This repositories contains implementations of models to learn latent representations of ion images. The code provides model implementations and dataloaders optimized to work with datasets from the METASPACE knowledge base.
This repository is work in progress. New models will be implemented and further model evaluation is currently being performed. All class/function APIs might be changed without anouncements or versioning, until a first stable version will be published.

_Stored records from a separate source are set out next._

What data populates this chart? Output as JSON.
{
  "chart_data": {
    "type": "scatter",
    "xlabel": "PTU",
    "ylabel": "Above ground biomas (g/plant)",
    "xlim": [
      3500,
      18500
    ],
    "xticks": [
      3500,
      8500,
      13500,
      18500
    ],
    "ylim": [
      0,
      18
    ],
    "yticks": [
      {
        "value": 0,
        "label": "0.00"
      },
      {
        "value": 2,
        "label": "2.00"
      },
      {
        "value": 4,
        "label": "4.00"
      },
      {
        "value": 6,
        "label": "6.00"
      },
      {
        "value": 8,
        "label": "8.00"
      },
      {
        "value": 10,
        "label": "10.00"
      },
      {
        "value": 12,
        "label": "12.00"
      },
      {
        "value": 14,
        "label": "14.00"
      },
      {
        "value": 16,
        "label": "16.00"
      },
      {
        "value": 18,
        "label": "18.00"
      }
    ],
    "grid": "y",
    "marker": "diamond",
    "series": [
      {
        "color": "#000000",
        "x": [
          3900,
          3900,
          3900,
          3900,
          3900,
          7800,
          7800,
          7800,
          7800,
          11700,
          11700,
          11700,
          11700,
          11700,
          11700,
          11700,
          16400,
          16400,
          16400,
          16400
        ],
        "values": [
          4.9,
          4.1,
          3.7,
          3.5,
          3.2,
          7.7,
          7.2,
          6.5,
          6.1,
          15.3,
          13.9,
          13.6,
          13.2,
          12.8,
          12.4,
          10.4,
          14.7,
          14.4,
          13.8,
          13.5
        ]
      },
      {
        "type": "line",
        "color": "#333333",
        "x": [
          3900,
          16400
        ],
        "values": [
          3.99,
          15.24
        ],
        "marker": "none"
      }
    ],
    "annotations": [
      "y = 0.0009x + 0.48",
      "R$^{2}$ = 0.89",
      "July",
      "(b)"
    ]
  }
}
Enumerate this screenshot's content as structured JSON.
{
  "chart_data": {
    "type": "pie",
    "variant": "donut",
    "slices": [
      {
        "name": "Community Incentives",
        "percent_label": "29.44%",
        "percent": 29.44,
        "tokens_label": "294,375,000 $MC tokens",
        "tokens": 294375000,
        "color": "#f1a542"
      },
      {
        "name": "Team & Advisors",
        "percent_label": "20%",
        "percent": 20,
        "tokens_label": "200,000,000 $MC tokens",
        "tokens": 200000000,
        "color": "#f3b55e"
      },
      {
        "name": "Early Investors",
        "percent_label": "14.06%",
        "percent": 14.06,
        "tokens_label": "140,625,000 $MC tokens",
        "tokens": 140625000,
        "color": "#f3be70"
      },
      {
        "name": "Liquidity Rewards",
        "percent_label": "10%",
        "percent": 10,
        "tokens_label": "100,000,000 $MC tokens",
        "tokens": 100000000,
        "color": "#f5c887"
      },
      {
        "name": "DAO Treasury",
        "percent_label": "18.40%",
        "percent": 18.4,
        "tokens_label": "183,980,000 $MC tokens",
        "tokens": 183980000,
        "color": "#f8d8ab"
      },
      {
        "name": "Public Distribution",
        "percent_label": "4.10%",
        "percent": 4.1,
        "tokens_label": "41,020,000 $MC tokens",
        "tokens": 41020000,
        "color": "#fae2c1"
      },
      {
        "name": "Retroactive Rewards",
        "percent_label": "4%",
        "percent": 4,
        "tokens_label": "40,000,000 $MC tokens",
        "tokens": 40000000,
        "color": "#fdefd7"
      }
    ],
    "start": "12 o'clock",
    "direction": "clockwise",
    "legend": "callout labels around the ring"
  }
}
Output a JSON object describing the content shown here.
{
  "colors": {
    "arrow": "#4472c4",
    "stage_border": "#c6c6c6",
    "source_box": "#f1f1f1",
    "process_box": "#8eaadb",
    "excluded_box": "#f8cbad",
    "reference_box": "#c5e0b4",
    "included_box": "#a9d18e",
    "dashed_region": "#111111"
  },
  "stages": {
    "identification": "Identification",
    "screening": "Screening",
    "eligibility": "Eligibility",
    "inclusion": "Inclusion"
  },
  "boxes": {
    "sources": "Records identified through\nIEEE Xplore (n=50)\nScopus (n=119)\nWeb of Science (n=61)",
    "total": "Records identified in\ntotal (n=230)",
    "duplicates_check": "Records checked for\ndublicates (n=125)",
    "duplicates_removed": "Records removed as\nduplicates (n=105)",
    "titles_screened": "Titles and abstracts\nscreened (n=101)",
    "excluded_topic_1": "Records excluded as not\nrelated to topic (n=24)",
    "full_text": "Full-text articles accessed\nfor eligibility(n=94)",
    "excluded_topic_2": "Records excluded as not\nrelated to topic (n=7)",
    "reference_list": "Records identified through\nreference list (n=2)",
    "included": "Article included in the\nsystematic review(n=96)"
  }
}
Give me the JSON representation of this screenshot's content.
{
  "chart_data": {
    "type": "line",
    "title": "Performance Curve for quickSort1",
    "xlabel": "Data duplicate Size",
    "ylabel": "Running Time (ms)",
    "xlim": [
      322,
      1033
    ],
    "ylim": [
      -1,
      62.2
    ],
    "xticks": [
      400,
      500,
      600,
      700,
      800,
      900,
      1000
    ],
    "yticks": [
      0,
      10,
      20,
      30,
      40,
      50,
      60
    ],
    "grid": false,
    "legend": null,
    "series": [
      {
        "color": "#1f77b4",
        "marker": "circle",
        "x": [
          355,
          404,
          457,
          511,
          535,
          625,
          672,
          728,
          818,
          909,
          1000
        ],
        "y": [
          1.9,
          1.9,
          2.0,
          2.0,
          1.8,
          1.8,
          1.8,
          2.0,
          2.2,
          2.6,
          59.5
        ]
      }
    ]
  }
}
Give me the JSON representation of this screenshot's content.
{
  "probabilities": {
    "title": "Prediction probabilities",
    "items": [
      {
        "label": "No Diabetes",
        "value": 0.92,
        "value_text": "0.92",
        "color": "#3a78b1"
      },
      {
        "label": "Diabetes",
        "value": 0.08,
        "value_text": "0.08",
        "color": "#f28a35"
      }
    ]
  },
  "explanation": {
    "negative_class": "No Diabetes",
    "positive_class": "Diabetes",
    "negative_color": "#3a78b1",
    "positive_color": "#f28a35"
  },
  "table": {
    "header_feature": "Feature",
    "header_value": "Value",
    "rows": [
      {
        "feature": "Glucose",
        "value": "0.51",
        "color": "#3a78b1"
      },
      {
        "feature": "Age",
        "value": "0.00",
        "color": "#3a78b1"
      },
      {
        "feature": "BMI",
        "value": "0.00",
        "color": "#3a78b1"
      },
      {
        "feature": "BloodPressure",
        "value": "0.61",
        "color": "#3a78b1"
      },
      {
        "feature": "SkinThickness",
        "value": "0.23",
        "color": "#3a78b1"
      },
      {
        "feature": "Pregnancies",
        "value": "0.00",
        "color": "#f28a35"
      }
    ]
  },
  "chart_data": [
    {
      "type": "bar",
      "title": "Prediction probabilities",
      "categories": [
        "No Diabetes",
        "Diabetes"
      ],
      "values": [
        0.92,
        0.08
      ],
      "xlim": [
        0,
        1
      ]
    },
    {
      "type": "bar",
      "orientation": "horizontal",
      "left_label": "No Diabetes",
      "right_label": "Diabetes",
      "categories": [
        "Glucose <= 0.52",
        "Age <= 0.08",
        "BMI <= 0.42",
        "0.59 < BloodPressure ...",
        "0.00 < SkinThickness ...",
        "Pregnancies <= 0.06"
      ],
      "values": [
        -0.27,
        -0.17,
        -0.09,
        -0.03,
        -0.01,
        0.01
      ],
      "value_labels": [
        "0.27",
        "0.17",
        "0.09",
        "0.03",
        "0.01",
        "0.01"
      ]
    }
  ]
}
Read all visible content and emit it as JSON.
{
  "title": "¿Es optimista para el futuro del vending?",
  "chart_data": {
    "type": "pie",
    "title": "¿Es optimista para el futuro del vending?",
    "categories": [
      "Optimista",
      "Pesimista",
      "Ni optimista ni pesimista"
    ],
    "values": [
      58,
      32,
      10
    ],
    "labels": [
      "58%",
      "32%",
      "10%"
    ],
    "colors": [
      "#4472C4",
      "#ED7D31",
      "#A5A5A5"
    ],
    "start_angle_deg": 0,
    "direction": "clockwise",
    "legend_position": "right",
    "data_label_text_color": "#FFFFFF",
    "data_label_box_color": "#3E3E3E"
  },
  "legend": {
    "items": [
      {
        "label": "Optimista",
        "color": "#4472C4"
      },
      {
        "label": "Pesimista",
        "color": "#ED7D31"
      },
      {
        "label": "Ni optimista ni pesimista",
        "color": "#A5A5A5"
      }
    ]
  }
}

The work in currently on hold. In the meantime, you may cite:
Rose et al. "Generalizing Colocalization to Capture Molecular Relationships in Spatial Metabolomics Using Graph Neural Networks" EMBO | EMBL Symposium AI and biology, 2024, presented as poster
Model name | Long name | Short description | Further information |
---|---|---|---|
gnnDiscrete | Graph Neural Network with discrete Edges | GAE model for network representation of spatial metabolomics datasets, that learn a latent representation for molecules | Best performing model, from latest evaluation |
CRL | Contrastive Representation learning | CNN models with different contrastive loss functions that learn a latent representation from ion images across different datasets. Various architectures are available: Vision Transformer, ResNet, Custom CNN | Adapted from Gao et al., to work across multiple datasets and new loss functions available. |
CVAE | Conditional Variational Autoencoder | Model based on CNN networks learn a latent representation of ion images conditioned on the molecule identity | - |
Baseline | Mean coloc / UMAP embedding | As baseline models, the pairwise mean colocalization is available, and the UMAP embedding of the mean colocalization network, providing a latent representation for molecules | - |
Examples for the training, hyperparameter tuning, and evaluation of models on different training
scenarios can be found in the directory scripts/
.
A full tutorial and documentation is not available yet, but will made once the project is fully published.
A more detailed description of the project can be found here (for lab members only).
This code is published under the GPLv3 license. It includes code from the following repositories:
- https://github.com/DanGuo1223/mzClustering, 2022 MIT license
- https://github.com/tdrose/deep_mzClustering, 2023 MIT license
Usage of external code has been marked at the top of each file.